Nyquest v3.1.1: Open-Source Token Compression Proxy Achieves 15–75% LLM Cost Savings
Key Takeaways
- ▸Nyquest v3.1.1 achieves 15–75% token reduction through 350+ rules plus semantic LLM compression, enabling significant cost savings across major LLM providers
- ▸The semantic stage compresses system prompts by 56% and conversation history by 75%, with total latency of 200–350ms on GPU hardware
- ▸Production benchmarks show 1,408 req/s throughput, minimal memory footprint (71.4 MB), and compatibility with OpenAI-compatible endpoints via SSE streaming
Summary
Nyquest, an open-source token compression proxy written in Rust, has released v3.1.1 with significant improvements to its semantic compression capabilities. The tool reduces LLM token usage by 15–75% through a combination of 350+ compiled regex rules and local LLM semantic condensation using Qwen 2.5 1.5B, without sacrificing semantic meaning. The proxy operates as a drop-in middleware compatible with major LLM providers including Anthropic, OpenAI, Gemini, xAI, and OpenRouter.
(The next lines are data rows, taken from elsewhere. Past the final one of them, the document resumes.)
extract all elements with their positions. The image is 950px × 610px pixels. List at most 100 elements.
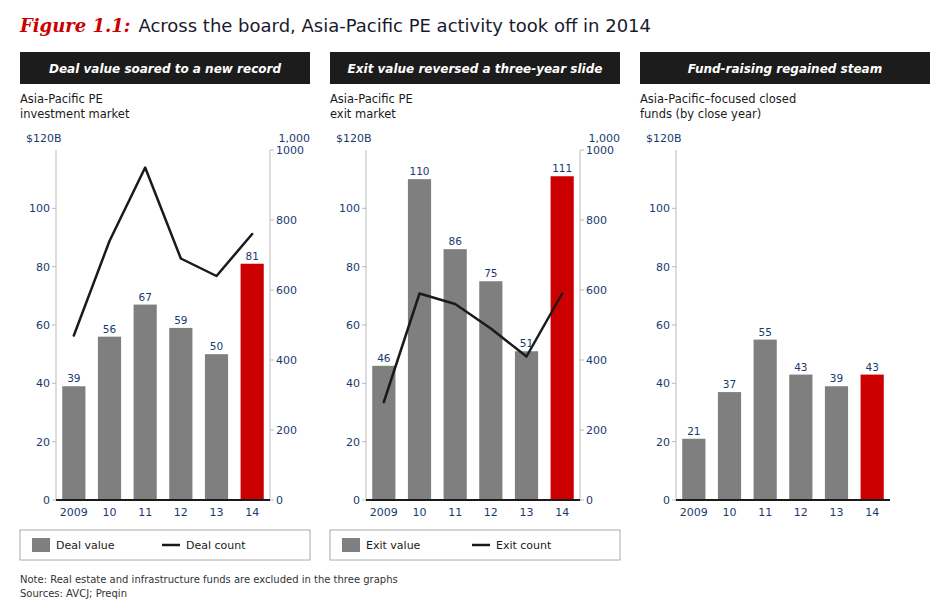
y2-tick-label: 1000 — [586, 144, 614, 157]
y2-tick — [580, 220, 584, 221]
y-tick-label: 40 — [656, 377, 670, 390]
bar — [754, 340, 777, 500]
y-tick-label: 80 — [36, 261, 50, 274]
data-label: 81 — [245, 250, 258, 262]
y-tick-label: 60 — [36, 319, 50, 332]
data-label: 51 — [520, 337, 533, 349]
subtitle: Across the board, Asia-Pacific PE activi… — [138, 15, 651, 36]
y-tick-label: 100 — [29, 202, 50, 215]
x-tick-label: 10 — [103, 506, 117, 519]
legend-entry: Deal value — [56, 539, 115, 552]
legend-swatch — [342, 538, 360, 552]
y2-axis-label: 1,000 — [279, 132, 311, 145]
y-tick — [362, 441, 366, 442]
y-tick-label: 0 — [663, 494, 670, 507]
plot-area — [372, 176, 574, 500]
bar — [62, 386, 85, 500]
title: Figure 1.1: — [19, 15, 130, 36]
chart-subtitle: Asia-Pacific–focused closed — [640, 92, 796, 106]
bar — [551, 176, 574, 500]
x-tick-label: 2009 — [60, 506, 88, 519]
bar — [515, 351, 538, 500]
x-tick-label: 11 — [138, 506, 152, 519]
y2-axis-line — [270, 150, 271, 500]
y2-tick — [580, 500, 584, 501]
bar — [479, 281, 502, 500]
data-label: 43 — [794, 361, 807, 373]
y2-axis-label: 1,000 — [589, 132, 621, 145]
y-tick — [672, 383, 676, 384]
y2-tick-label: 600 — [586, 284, 607, 297]
header-bar — [640, 52, 930, 84]
data-label: 39 — [67, 372, 80, 384]
y-tick-label: 60 — [656, 319, 670, 332]
y-axis-label: $120B — [336, 132, 372, 145]
y-axis-label: $120B — [26, 132, 62, 145]
bar — [372, 366, 395, 500]
data-label: 46 — [377, 352, 391, 364]
data-label: 59 — [174, 314, 187, 326]
y2-tick-label: 1000 — [276, 144, 304, 157]
header-bar — [330, 52, 620, 84]
line — [74, 168, 252, 336]
y-tick — [362, 208, 366, 209]
y-tick-label: 40 — [36, 377, 50, 390]
x-axis-line — [676, 499, 890, 501]
y-tick — [672, 500, 676, 501]
y-tick — [672, 325, 676, 326]
y2-tick-label: 800 — [586, 214, 607, 227]
y-tick — [672, 441, 676, 442]
bar — [241, 264, 264, 500]
data-label: 110 — [409, 165, 429, 177]
y-tick — [52, 500, 56, 501]
note: Note: Real estate and infrastructure fun… — [20, 574, 398, 585]
legend-entry: Exit count — [496, 539, 552, 552]
data-label: 39 — [830, 372, 843, 384]
x-tick-label: 10 — [413, 506, 427, 519]
x-tick-label: 12 — [794, 506, 808, 519]
data-label: 86 — [448, 235, 462, 247]
x-tick-label: 11 — [448, 506, 462, 519]
y2-tick-label: 200 — [276, 424, 297, 437]
data-label: 55 — [758, 326, 771, 338]
y2-tick — [580, 290, 584, 291]
chart-subtitle: investment market — [20, 107, 130, 121]
y-tick — [672, 208, 676, 209]
y-tick-label: 20 — [656, 436, 670, 449]
y-tick-label: 0 — [43, 494, 50, 507]
y2-tick — [270, 360, 274, 361]
y2-axis-line — [580, 150, 581, 500]
y2-tick — [580, 430, 584, 431]
chart-subtitle: exit market — [330, 107, 396, 121]
legend-entry: Deal count — [186, 539, 246, 552]
data-label: 43 — [865, 361, 878, 373]
panel: Exit value reversed a three-year slideAs… — [330, 52, 620, 560]
legend-swatch — [472, 544, 490, 547]
y-tick — [362, 383, 366, 384]
y2-tick — [270, 430, 274, 431]
y-tick — [362, 325, 366, 326]
bar — [718, 392, 741, 500]
y-tick-label: 40 — [346, 377, 360, 390]
y2-tick — [580, 150, 584, 151]
bar — [825, 386, 848, 500]
y-tick-label: 20 — [36, 436, 50, 449]
y2-tick — [270, 500, 274, 501]
bar — [408, 179, 431, 500]
chart-subtitle: Asia-Pacific PE — [330, 92, 413, 106]
plot-area — [682, 340, 884, 500]
y2-tick — [580, 360, 584, 361]
y2-tick-label: 600 — [276, 284, 297, 297]
header-bar — [20, 52, 310, 84]
legend-swatch — [162, 544, 180, 547]
y2-tick-label: 400 — [276, 354, 297, 367]
y-tick — [362, 500, 366, 501]
data-label: 75 — [484, 267, 497, 279]
data-label: 21 — [687, 425, 700, 437]
note: Sources: AVCJ; Preqin — [20, 588, 127, 599]
bar — [682, 439, 705, 500]
data-label: 50 — [210, 340, 223, 352]
legend-swatch — [32, 538, 50, 552]
x-tick-label: 14 — [555, 506, 569, 519]
chart-subtitle: funds (by close year) — [640, 107, 761, 121]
The latest version introduces a local semantic LLM stage that compresses system prompts by 56% and conversation history by 75% on top of the existing rule-based engine. Production benchmarks demonstrate 1,408 req/s concurrent throughput with minimal resource overhead (71.4 MB RSS), and a one-shot installer enables deployment across three hardware tiers. Real-world testing shows cost savings ranging from $4.60 to $276 monthly for common LLM models at scale (100M tokens/month), with aggregate compression of 26.9% on natural prompts and up to 76.1% on individual requests.
- Three-tier hardware support ranges from rule-only compression (Tier 1) to GPU-accelerated semantic compression (Tier 2), making the tool accessible across different infrastructure profiles
- At scale (100M tokens/month), monthly savings reach $276 for Claude Opus and $80.70 for Grok 3 at compression level 1.0
Editorial Opinion
Nyquest addresses a critical pain point in LLM cost management—the tension between token efficiency and semantic fidelity. By combining lightweight rule-based compression with local semantic refinement via a small language model, the project demonstrates a pragmatic approach to reducing API costs without relying on external dependencies or sacrificing quality. The impressive production metrics (1.4k req/s, minimal memory overhead) and broad provider compatibility make this a potentially valuable tool for organizations with significant LLM token consumption.